Quando o protocolo é excessivamente restritivo, e decide de forma seletiva quais primitivas devem ser nativas, o sistema fica mais elegante e resiliente.

Assim, o protocolo não deve se sobrecarregar com um modelo de negócio ou julgamento de mercado específico, deixando essas decisões para os construtores. Eles podem ajustar rapidamente às mudanças de mercado, enquanto a base permanece neutra.

Todas as propostas HIP, incluindo o HIP-3, seguem essa lógica.

Kevin: Discutimos anteriormente a funcionalidade de negociação à vista (Spot). Essa não foi uma iniciativa do time principal, mas de uma equipe chamada Unit, que construiu em 2025. O que isso revela?

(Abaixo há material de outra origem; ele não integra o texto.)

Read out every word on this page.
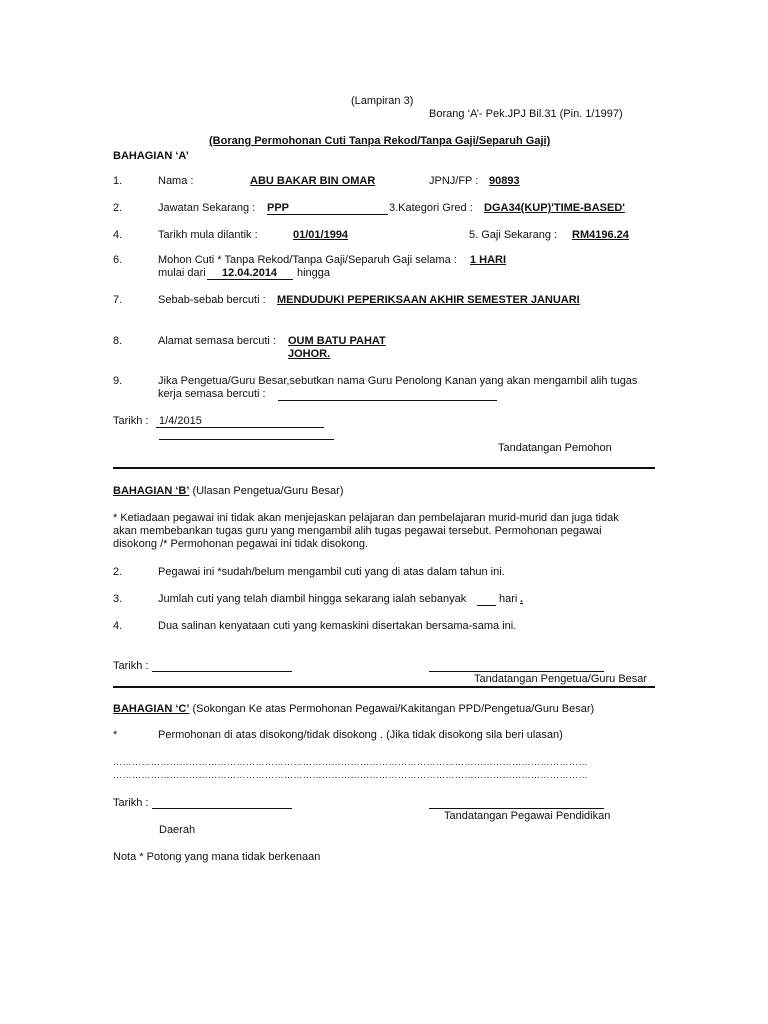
(Lampiran 3)
Borang ‘A’- Pek.JPJ Bil.31 (Pin. 1/1997)
(Borang Permohonan Cuti Tanpa Rekod/Tanpa Gaji/Separuh Gaji)
BAHAGIAN ‘A’
1.	Nama :	ABU BAKAR BIN OMAR	JPNJ/FP : 90893
2.	Jawatan Sekarang : PPP	3.Kategori Gred : DGA34(KUP)'TIME-BASED'
4.	Tarikh mula dilantik :	01/01/1994	5. Gaji Sekarang : RM4196.24
6.	Mohon Cuti * Tanpa Rekod/Tanpa Gaji/Separuh Gaji selama : 1 HARI
mulai dari 12.04.2014 hingga
7.	Sebab-sebab bercuti : MENDUDUKI PEPERIKSAAN AKHIR SEMESTER JANUARI
8.	Alamat semasa bercuti : OUM BATU PAHAT
JOHOR.
9.	Jika Pengetua/Guru Besar,sebutkan nama Guru Penolong Kanan yang akan mengambil alih tugas
kerja semasa bercuti :
Tarikh : 1/4/2015
Tandatangan Pemohon
BAHAGIAN ‘B’ (Ulasan Pengetua/Guru Besar)
* Ketiadaan pegawai ini tidak akan menjejaskan pelajaran dan pembelajaran murid-murid dan juga tidak
akan membebankan tugas guru yang mengambil alih tugas pegawai tersebut. Permohonan pegawai
disokong /* Permohonan pegawai ini tidak disokong.
2.	Pegawai ini *sudah/belum mengambil cuti yang di atas dalam tahun ini.
3.	Jumlah cuti yang telah diambil hingga sekarang ialah sebanyak	hari .
4.	Dua salinan kenyataan cuti yang kemaskini disertakan bersama-sama ini.
Tarikh :
Tandatangan Pengetua/Guru Besar
BAHAGIAN ‘C’ (Sokongan Ke atas Permohonan Pegawai/Kakitangan PPD/Pengetua/Guru Besar)
*	Permohonan di atas disokong/tidak disokong . (Jika tidak disokong sila beri ulasan)
……………………………………………………………………………………………………………………………………
……………………………………………………………………………………………………………………………………
Tarikh :
Tandatangan Pegawai Pendidikan
Daerah
Nota * Potong yang mana tidak berkenaan
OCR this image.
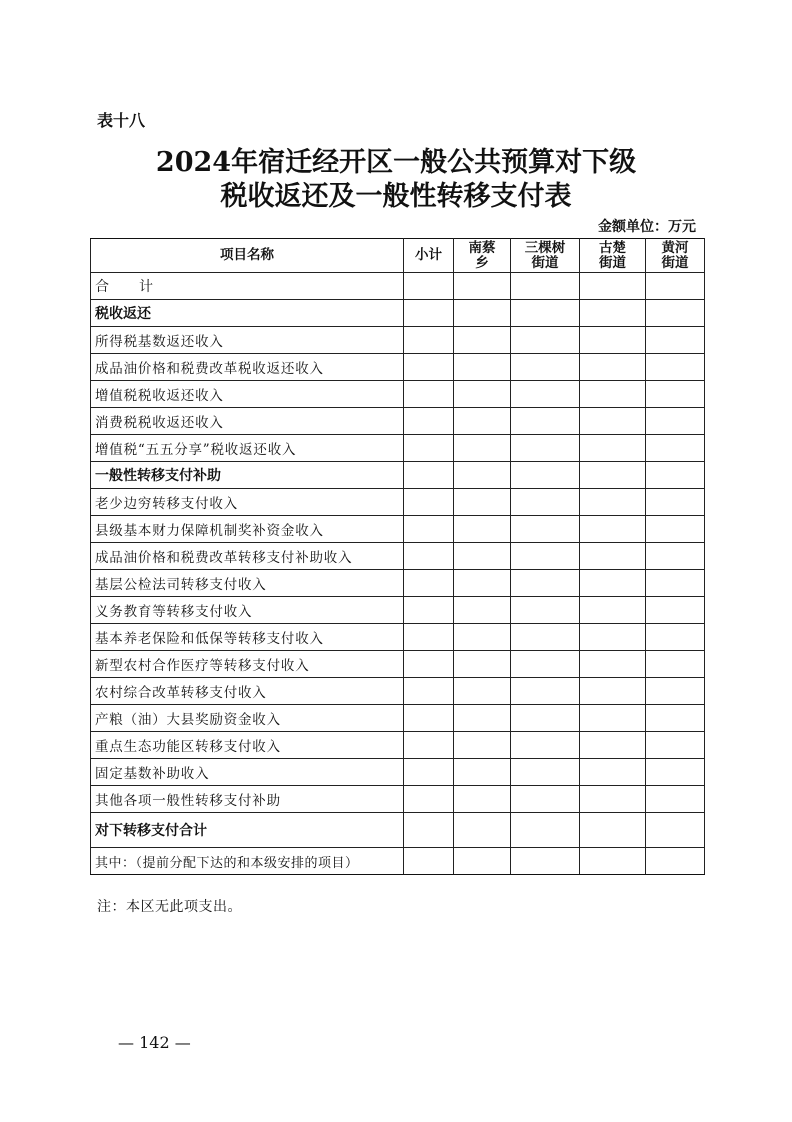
表十八
2024年宿迁经开区一般公共预算对下级
税收返还及一般性转移支付表
金额单位：万元
项目名称	小计	南蔡乡	三棵树街道	古楚街道	黄河街道

合计					
税收返还					
所得税基数返还收入					
成品油价格和税费改革税收返还收入					
增值税税收返还收入					
消费税税收返还收入					
增值税“五五分享”税收返还收入					
一般性转移支付补助					
老少边穷转移支付收入					
县级基本财力保障机制奖补资金收入					
成品油价格和税费改革转移支付补助收入					
基层公检法司转移支付收入					
义务教育等转移支付收入					
基本养老保险和低保等转移支付收入					
新型农村合作医疗等转移支付收入					
农村综合改革转移支付收入					
产粮（油）大县奖励资金收入					
重点生态功能区转移支付收入					
固定基数补助收入					
其他各项一般性转移支付补助					
对下转移支付合计					
其中：（提前分配下达的和本级安排的项目）					
注：本区无此项支出。
— 142 —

Jeff: Em 2025, várias iniciativas importantes foram lançadas, e esses ativos se tornaram as principais fontes de descoberta de preço à vista na cadeia. E, pelo que sei, foi a primeira vez — uma plataforma descentralizada de negociação — que se tornou a principal fonte de preço à vista de um novo ativo.

Um exemplo é o XPL. Na época, no mercado de spot na cadeia, a liquidez e o volume do Hyperliquid estavam na liderança em fases críticas.

De certa forma, a negociação à vista é a forma mais próxima da visão original de Satoshi — “dinheiro eletrônico ponto a ponto”. Porque, ao negociar à vista, você realiza transferências de ativos na própria cadeia:

uma parte transfere o ativo de cotação (quote) para a outra; a outra devolve o ativo base (base). O livro de ordens, a correspondência local, são apenas ferramentas de coordenação para essa transferência na cadeia.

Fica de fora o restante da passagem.